Captain Sam Warburton has an emphatic message for his Welsh squad ahead of their June visit to play the All Blacks.

No one, he warns, should be fooled by the hosts' loss of senior players for the three test series.

The All Blacks may have shed the enormous experience of Richie McCaw, Daniel Carter, Ma'a Nonu, Conrad Smith, Tony Woodcock, Keven Mealamu and Ben Franks but they had an extensive replacement pool.

"People say they have lost X amount of players, but while they might lose experience they will never lose talent," Warburton told Wales Online.


"The difference with New Zealand to any other country is the strength in depth and quality of player they have got.

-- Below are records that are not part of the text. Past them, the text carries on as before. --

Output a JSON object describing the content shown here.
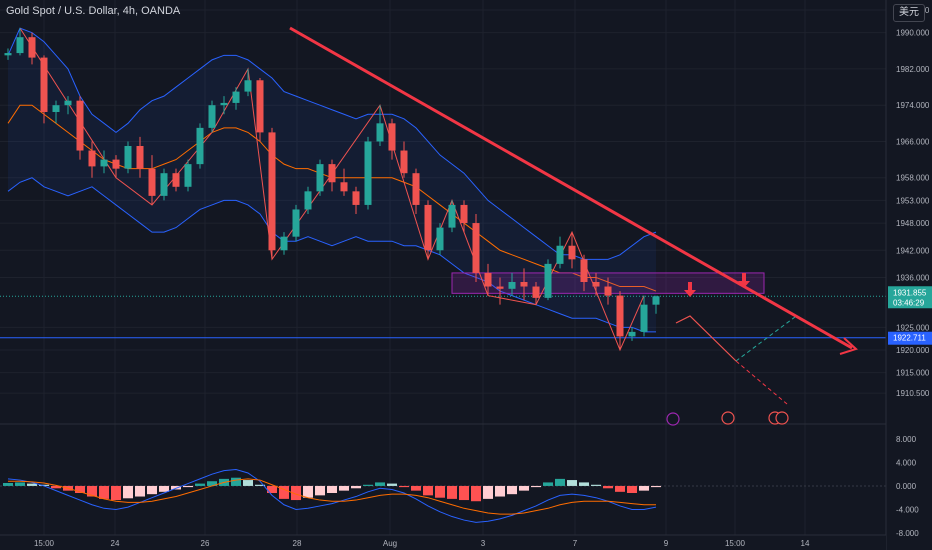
{
  "header": {
    "title": "Gold Spot / U.S. Dollar, 4h, OANDA"
  },
  "currency_button": {
    "label": "美元"
  },
  "colors": {
    "background": "#131722",
    "up": "#26a69a",
    "down": "#ef5350",
    "bollinger": "#2962ff",
    "basis": "#ff6d00",
    "trendline": "#f23645",
    "support": "#2962ff",
    "zone": "#9c27b0",
    "projection_down": "#f23645",
    "projection_up": "#26a69a"
  },
  "chart_data": [
    {
      "type": "candlestick",
      "title": "Gold Spot / U.S. Dollar, 4h, OANDA",
      "ylim": [
        1905,
        1995
      ],
      "y_ticks": [
        "1995.000",
        "1990.000",
        "1982.000",
        "1974.000",
        "1966.000",
        "1958.000",
        "1953.000",
        "1948.000",
        "1942.000",
        "1936.000",
        "1925.000",
        "1920.000",
        "1915.000",
        "1910.500"
      ],
      "x_ticks": [
        "15:00",
        "24",
        "26",
        "28",
        "Aug",
        "3",
        "7",
        "9",
        "15:00",
        "14"
      ],
      "candles": [
        [
          1985,
          1986.5,
          1984,
          1985.5
        ],
        [
          1985.5,
          1991,
          1985,
          1989
        ],
        [
          1989,
          1990,
          1983,
          1984.5
        ],
        [
          1984.5,
          1985,
          1970,
          1972.5
        ],
        [
          1972.5,
          1975,
          1970,
          1974
        ],
        [
          1974,
          1976,
          1972,
          1975
        ],
        [
          1975,
          1976,
          1962,
          1964
        ],
        [
          1964,
          1966,
          1958,
          1960.5
        ],
        [
          1960.5,
          1964,
          1959,
          1962
        ],
        [
          1962,
          1963,
          1958,
          1960
        ],
        [
          1960,
          1966,
          1959,
          1965
        ],
        [
          1965,
          1967,
          1958,
          1960
        ],
        [
          1960,
          1963,
          1952,
          1954
        ],
        [
          1954,
          1960,
          1953,
          1959
        ],
        [
          1959,
          1960,
          1955,
          1956
        ],
        [
          1956,
          1962,
          1955,
          1961
        ],
        [
          1961,
          1970,
          1960,
          1969
        ],
        [
          1969,
          1975,
          1968,
          1974
        ],
        [
          1974,
          1976,
          1972,
          1974.5
        ],
        [
          1974.5,
          1978,
          1973,
          1977
        ],
        [
          1977,
          1982,
          1976,
          1979.5
        ],
        [
          1979.5,
          1980,
          1966,
          1968
        ],
        [
          1968,
          1969,
          1940,
          1942
        ],
        [
          1942,
          1946,
          1941,
          1945
        ],
        [
          1945,
          1952,
          1944,
          1951
        ],
        [
          1951,
          1956,
          1950,
          1955
        ],
        [
          1955,
          1962,
          1954,
          1961
        ],
        [
          1961,
          1962,
          1955,
          1957
        ],
        [
          1957,
          1960,
          1954,
          1955
        ],
        [
          1955,
          1956,
          1950,
          1952
        ],
        [
          1952,
          1967,
          1951,
          1966
        ],
        [
          1966,
          1974,
          1965,
          1970
        ],
        [
          1970,
          1971,
          1962,
          1964
        ],
        [
          1964,
          1966,
          1958,
          1959
        ],
        [
          1959,
          1960,
          1950,
          1952
        ],
        [
          1952,
          1953,
          1940,
          1942
        ],
        [
          1942,
          1948,
          1941,
          1947
        ],
        [
          1947,
          1953,
          1946,
          1952
        ],
        [
          1952,
          1953,
          1946,
          1948
        ],
        [
          1948,
          1950,
          1935,
          1937
        ],
        [
          1937,
          1939,
          1932,
          1934
        ],
        [
          1934,
          1936,
          1930,
          1933.5
        ],
        [
          1933.5,
          1937,
          1932,
          1935
        ],
        [
          1935,
          1938,
          1931,
          1934
        ],
        [
          1934,
          1935,
          1930,
          1931.5
        ],
        [
          1931.5,
          1940,
          1931,
          1939
        ],
        [
          1939,
          1945,
          1938,
          1943
        ],
        [
          1943,
          1946,
          1938,
          1940
        ],
        [
          1940,
          1941,
          1933,
          1935
        ],
        [
          1935,
          1937,
          1932,
          1934
        ],
        [
          1934,
          1936,
          1930,
          1932
        ],
        [
          1932,
          1933,
          1920,
          1923
        ],
        [
          1923,
          1925,
          1922,
          1924
        ],
        [
          1924,
          1932,
          1923,
          1930
        ],
        [
          1930,
          1932,
          1928,
          1931.855
        ]
      ],
      "bollinger": {
        "upper": [
          1985,
          1991,
          1990,
          1988,
          1985,
          1982,
          1976,
          1972,
          1970,
          1968,
          1970,
          1973,
          1975,
          1976,
          1978,
          1980,
          1982,
          1984,
          1985,
          1985,
          1984,
          1982,
          1980,
          1977,
          1976,
          1975,
          1974,
          1973,
          1972,
          1971,
          1972,
          1972,
          1972,
          1971,
          1969,
          1966,
          1963,
          1961,
          1959,
          1956,
          1953,
          1951,
          1949,
          1947,
          1945,
          1943,
          1941,
          1941,
          1940,
          1940,
          1940,
          1941,
          1943,
          1945,
          1946
        ],
        "basis": [
          1970,
          1974,
          1974,
          1972,
          1970,
          1968,
          1966,
          1964,
          1962,
          1961,
          1960,
          1960,
          1960,
          1961,
          1962,
          1964,
          1966,
          1968,
          1969,
          1969,
          1968,
          1966,
          1963,
          1961,
          1960,
          1960,
          1959,
          1958,
          1958,
          1958,
          1958,
          1958,
          1958,
          1957,
          1956,
          1954,
          1952,
          1950,
          1948,
          1946,
          1944,
          1942,
          1941,
          1940,
          1939,
          1938,
          1937,
          1937,
          1936,
          1936,
          1935,
          1934,
          1934,
          1934,
          1933
        ],
        "lower": [
          1955,
          1957,
          1958,
          1956,
          1955,
          1954,
          1955,
          1956,
          1954,
          1952,
          1950,
          1948,
          1946,
          1946,
          1947,
          1949,
          1951,
          1952,
          1953,
          1953,
          1952,
          1950,
          1946,
          1944,
          1944,
          1945,
          1944,
          1943,
          1944,
          1945,
          1944,
          1944,
          1944,
          1943,
          1943,
          1942,
          1941,
          1939,
          1937,
          1936,
          1935,
          1933,
          1932,
          1931,
          1930,
          1929,
          1928,
          1927,
          1927,
          1927,
          1926,
          1925,
          1925,
          1924,
          1924
        ]
      },
      "price_labels": [
        {
          "value": 1931.855,
          "text": "1931.855",
          "sub": "03:46:29"
        },
        {
          "value": 1922.711,
          "text": "1922.711"
        }
      ],
      "support_level": 1922.711,
      "resistance_zone": [
        1932.5,
        1937
      ],
      "trendline": [
        [
          0,
          1992
        ],
        [
          55,
          1938
        ]
      ],
      "projection": [
        [
          55,
          1931.855
        ],
        [
          58,
          1937
        ],
        [
          63,
          1925
        ],
        [
          66,
          1918
        ],
        [
          63,
          1925
        ],
        [
          68,
          1932
        ]
      ]
    },
    {
      "type": "histogram",
      "ylim": [
        -8,
        9
      ],
      "y_ticks": [
        "8.000",
        "4.000",
        "0.000",
        "-4.000",
        "-8.000"
      ],
      "values": [
        0.5,
        0.6,
        0.4,
        0.2,
        -0.4,
        -0.8,
        -1.2,
        -1.8,
        -2.2,
        -2.4,
        -2.1,
        -1.8,
        -1.4,
        -1.0,
        -0.6,
        -0.2,
        0.4,
        0.8,
        1.2,
        1.4,
        1.0,
        0.2,
        -1.2,
        -2.2,
        -2.4,
        -2.0,
        -1.6,
        -1.2,
        -0.8,
        -0.4,
        0.2,
        0.6,
        0.4,
        -0.2,
        -0.8,
        -1.6,
        -2.0,
        -2.2,
        -2.4,
        -2.6,
        -2.2,
        -1.8,
        -1.4,
        -0.8,
        -0.2,
        0.6,
        1.2,
        1.0,
        0.6,
        0.2,
        -0.4,
        -1.0,
        -1.2,
        -0.8,
        -0.2
      ],
      "macd": [
        1.2,
        1.0,
        0.6,
        0.0,
        -0.8,
        -1.6,
        -2.4,
        -3.2,
        -3.8,
        -4.0,
        -3.6,
        -2.8,
        -2.0,
        -1.2,
        -0.4,
        0.4,
        1.2,
        2.0,
        2.6,
        2.8,
        2.2,
        0.8,
        -1.6,
        -3.2,
        -4.0,
        -3.8,
        -3.4,
        -3.0,
        -2.4,
        -1.8,
        -1.0,
        -0.4,
        -0.6,
        -1.2,
        -2.2,
        -3.4,
        -4.4,
        -5.2,
        -5.8,
        -6.2,
        -6.0,
        -5.6,
        -5.0,
        -4.2,
        -3.4,
        -2.4,
        -1.6,
        -1.4,
        -1.6,
        -2.0,
        -2.6,
        -3.4,
        -4.0,
        -4.0,
        -3.6
      ],
      "signal": [
        0.8,
        0.8,
        0.7,
        0.5,
        0.1,
        -0.4,
        -1.0,
        -1.6,
        -2.2,
        -2.6,
        -2.8,
        -2.8,
        -2.6,
        -2.2,
        -1.8,
        -1.2,
        -0.6,
        0.0,
        0.6,
        1.0,
        1.2,
        1.0,
        0.2,
        -0.6,
        -1.4,
        -2.0,
        -2.4,
        -2.6,
        -2.6,
        -2.4,
        -2.0,
        -1.6,
        -1.4,
        -1.4,
        -1.6,
        -2.0,
        -2.6,
        -3.2,
        -3.8,
        -4.2,
        -4.6,
        -4.8,
        -4.8,
        -4.6,
        -4.2,
        -3.8,
        -3.2,
        -2.8,
        -2.6,
        -2.6,
        -2.6,
        -2.8,
        -3.0,
        -3.2,
        -3.2
      ]
    }
  ]
}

"That's not trying to take pressure off ourselves, but I've just seen it many times when we've played them. They've had one or two guys missing and suddenly someone steps up from nowhere and they are an unbelievable player."

The All Blacks reservoir of talent meant Wales' ambitions about breaking their extended losing streak to the All Blacks remained as tough as ever.

Warburton missed large chunks of rugby through and around the Six Nations so is feeling primed for the tail-end of his domestic rugby before he hopes to be on the tour to New Zealand.

"My body doesn't feel like it's April because I had that two-month lay-off," he said.

"I haven't played the rugby that a lot of guys have played coming into this stage of the season, so my body feels fine. The thought of going on the summer tour, if selected, doesn't daunt me at all.

"People say it's three tests against New Zealand, but that's three opportunities to get a win against someone that Wales haven't beaten for more than 60 years.

"It's not been on any Welsh player's CV for a long, long time, so it's an amazing opportunity more than anything. You know you can go out there and give it everything because after that you've got the best of four or five weeks off to do absolutely nothing."


Warburton said there would be no excuses. Some players would be missing because of injury but that was the same on every rugby tour.

This was a three test trip Wales had to front for and he was sure those picked would be amped about that opportunity.

Warburton felt he had chased some form in the Six Nations. It didn't quite happen for him.

"They were ok games. I didn't play poorly, but I didn't set the world alight and I didn't make the influence I wanted to," he said.

Two months from now Warburton wants that to change.